The above observations were confirmed by the Retail Manager and the Food Service Director at the time of the observations.
|VIOLATION: FACILITIES, SUPPLIES, EQUIPMENT MAINTENANCE||Tag No: A0724|
|Based on observations during the initial tour of the Rehabilitation Unit equipment storage areas and interview, the hospital failed to ensure that oxygen was stored in a safe manner. Findings include:
During a tour on 9/21/11 at 10:55 AM with the Director of Rehabilitation & Support Services, an unsecured oxygen tank was observed in the equipment storage room on the inpatient Rehabilitation Unit. This was confirmed by the Director of the Rehabilitation Unit. Per interview on 9/21/11 with the Director of Respiratory Therapy, oxygen tanks must be secured with a ring or a stack.
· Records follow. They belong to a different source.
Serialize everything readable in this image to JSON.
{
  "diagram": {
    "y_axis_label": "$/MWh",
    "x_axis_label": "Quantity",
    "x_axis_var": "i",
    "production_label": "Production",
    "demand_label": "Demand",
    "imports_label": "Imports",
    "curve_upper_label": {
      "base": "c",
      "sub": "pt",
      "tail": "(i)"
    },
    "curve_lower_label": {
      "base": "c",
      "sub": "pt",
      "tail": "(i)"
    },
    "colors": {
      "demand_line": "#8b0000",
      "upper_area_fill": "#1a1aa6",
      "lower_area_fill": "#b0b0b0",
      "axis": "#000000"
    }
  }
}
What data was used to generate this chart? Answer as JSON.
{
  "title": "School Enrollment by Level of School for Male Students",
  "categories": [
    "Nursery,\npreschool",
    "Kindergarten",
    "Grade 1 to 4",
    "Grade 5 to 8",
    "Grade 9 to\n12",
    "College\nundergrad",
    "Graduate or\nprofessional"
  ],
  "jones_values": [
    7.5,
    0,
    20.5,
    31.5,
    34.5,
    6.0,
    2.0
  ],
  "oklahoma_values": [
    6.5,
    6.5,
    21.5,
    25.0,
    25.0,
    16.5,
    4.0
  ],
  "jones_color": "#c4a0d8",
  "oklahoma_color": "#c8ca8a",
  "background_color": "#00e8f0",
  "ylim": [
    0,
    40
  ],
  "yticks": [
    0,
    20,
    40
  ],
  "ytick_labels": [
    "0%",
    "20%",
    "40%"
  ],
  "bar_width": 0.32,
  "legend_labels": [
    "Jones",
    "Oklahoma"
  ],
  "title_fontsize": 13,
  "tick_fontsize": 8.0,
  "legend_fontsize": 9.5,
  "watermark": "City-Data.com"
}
|VIOLATION: INFECTION CONTROL OFFICER RESPONSIBILITIES||Tag No: A0749|
|Based on observation, interview, and record review, hospital staff failed to implement an infection control measure and comply with a nursing infection control policy during 1 of 3 patient care observations (Patient #16). Finding includes:
Per observation of Patient #16's clean dressing change and confirmed with the Registered Nurse (RN) on 9/20/11 at 10:24 AM, the RN failed to perform hand hygiene after removing the old dressing and soiled gloves and prior to putting on clean gloves and applying a new dressing. The Nurse Surveyor observing Resident #16 ' s dressing change stopped the RN from applying clean gloves and proceeding with the dressing change after s/he failed to perform hand hygiene.
Per review of the Nursing Policy titled " Dressing Change " and confirmed with the Unit Manager on 9/20/11 at 11:06 AM, the purpose of the policy is to protect the wound from microorganisms and states " remove old dressing, remove gloves, and perform hand hygiene".
|VIOLATION: INPATIENT POST-ANESTHESIA EVALUATION||Tag No: A1004|
|Based on staff interview and record review, the hospital failed to assure that post anesthesia evaluations were completed within 48 hours as required for 1 applicable inpatient record reviewed. (Patient #3) Findings include:
Per record review, Patient #3, who was an inpatient, had an orthopedic surgical procedure on 9/13/11. The post-anesthesia evaluation was not completed until 9/17/11, four days following the procedure. There was no evidence per review of physician progress notes and the post-anesthesia evaluation form that the follow-up was completed within 48 hours as required. This was confirmed on 9/22/11 at 8:25 AM by the Director of Health Information Management. The " Post Anesthesia Rounds " policy & procedure stated " ...rounds shall be made by the anesthesiologist or a designated CRNA and shall be made between 24 and 48 hours postoperatively. "
|VIOLATION: OUTPATIENT POST-ANESTHESIA EVALUATION||Tag No: A1005|
|Based on staff interview and record review, the hospital failed to assure that post anesthesia evaluations were completed within 48 hours as required for 1 applicable outpatient record reviewed. (Patient #39) Findings include:
Per record review on 9/20/11 at 1:05 PM, there was no evidence that a required post anesthesia follow-up evaluation was completed for Patient #39. Patient # 39 underwent a dental procedure under anesthesia on 8/19/11. During interview on 9/21/11 at 9: 25 AM, the Chief Nursing Officer confirmed that the required post anesthesia follow-up had not been done.